À la suite de ses belles recherches sur La Psychologie de la conversion chez les non-civilisés, M. Allier a voulu nous donner le fond de sa pensée dans la question de l’hétérogénéité de la mentalité primitive par rapport à la nôtre. Dans un premier chapitre, il retrace l’histoire du problème, du xviiie siècle à M. Lévy-Bruhl.
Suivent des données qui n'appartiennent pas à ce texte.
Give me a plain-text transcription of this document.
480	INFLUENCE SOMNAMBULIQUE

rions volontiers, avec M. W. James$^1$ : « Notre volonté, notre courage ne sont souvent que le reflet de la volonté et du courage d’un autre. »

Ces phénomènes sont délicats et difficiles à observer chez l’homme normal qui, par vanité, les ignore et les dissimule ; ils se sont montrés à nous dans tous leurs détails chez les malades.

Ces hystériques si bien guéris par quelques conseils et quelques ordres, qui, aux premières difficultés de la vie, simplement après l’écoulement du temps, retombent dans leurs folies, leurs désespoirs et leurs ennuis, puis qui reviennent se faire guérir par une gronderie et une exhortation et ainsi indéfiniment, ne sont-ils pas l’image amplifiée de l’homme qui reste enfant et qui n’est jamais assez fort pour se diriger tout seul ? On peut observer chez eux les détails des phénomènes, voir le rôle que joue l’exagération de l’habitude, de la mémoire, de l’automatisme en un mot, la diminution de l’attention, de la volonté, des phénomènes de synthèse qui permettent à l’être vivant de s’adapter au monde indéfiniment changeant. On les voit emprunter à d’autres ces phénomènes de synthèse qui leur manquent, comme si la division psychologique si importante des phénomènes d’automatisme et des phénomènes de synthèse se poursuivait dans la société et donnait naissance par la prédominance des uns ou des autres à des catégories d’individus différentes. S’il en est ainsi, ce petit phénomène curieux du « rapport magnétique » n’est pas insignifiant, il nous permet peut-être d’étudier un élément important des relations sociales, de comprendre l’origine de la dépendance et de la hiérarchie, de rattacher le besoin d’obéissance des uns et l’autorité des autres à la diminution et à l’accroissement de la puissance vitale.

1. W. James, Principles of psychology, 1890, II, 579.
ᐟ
Puis il dégage le noyau central de la pensée dite « primitive » : c’est la magie, qui constitue tout à la fois un arrêt de l’intelligence (la magie dispense de réfléchir et apaise l’esprit en l’habituant à ne rien considérer comme absurde) et un ferment de désagrégation morale (la magie engendre le mensonge, la passion, la méfiance universelle). Or, la magie n’a rien de spécifiquement primitif. On la rencontre à chaque instant chez le civilisé et la différence n’est que de degré. M. Allier reprend ensuite sa théorie sur les origines de la magie (l’association des émotions conduit à lier n’importe quoi à n’importe [quoi]) et la complète par des réflexions sur les obsessions et sur la psychologie de l’enfant (à noter ici plusieurs faits intéressants récoltés par M. Allier et complétant ceux que nous avons pu réunir dans La Représentation du monde chez l’enfant). Le vrai problème de la différence du non-civilisé et du civilisé est ainsi un problème moral. D’où la nécessité de la colonisation et de la mission chrétienne.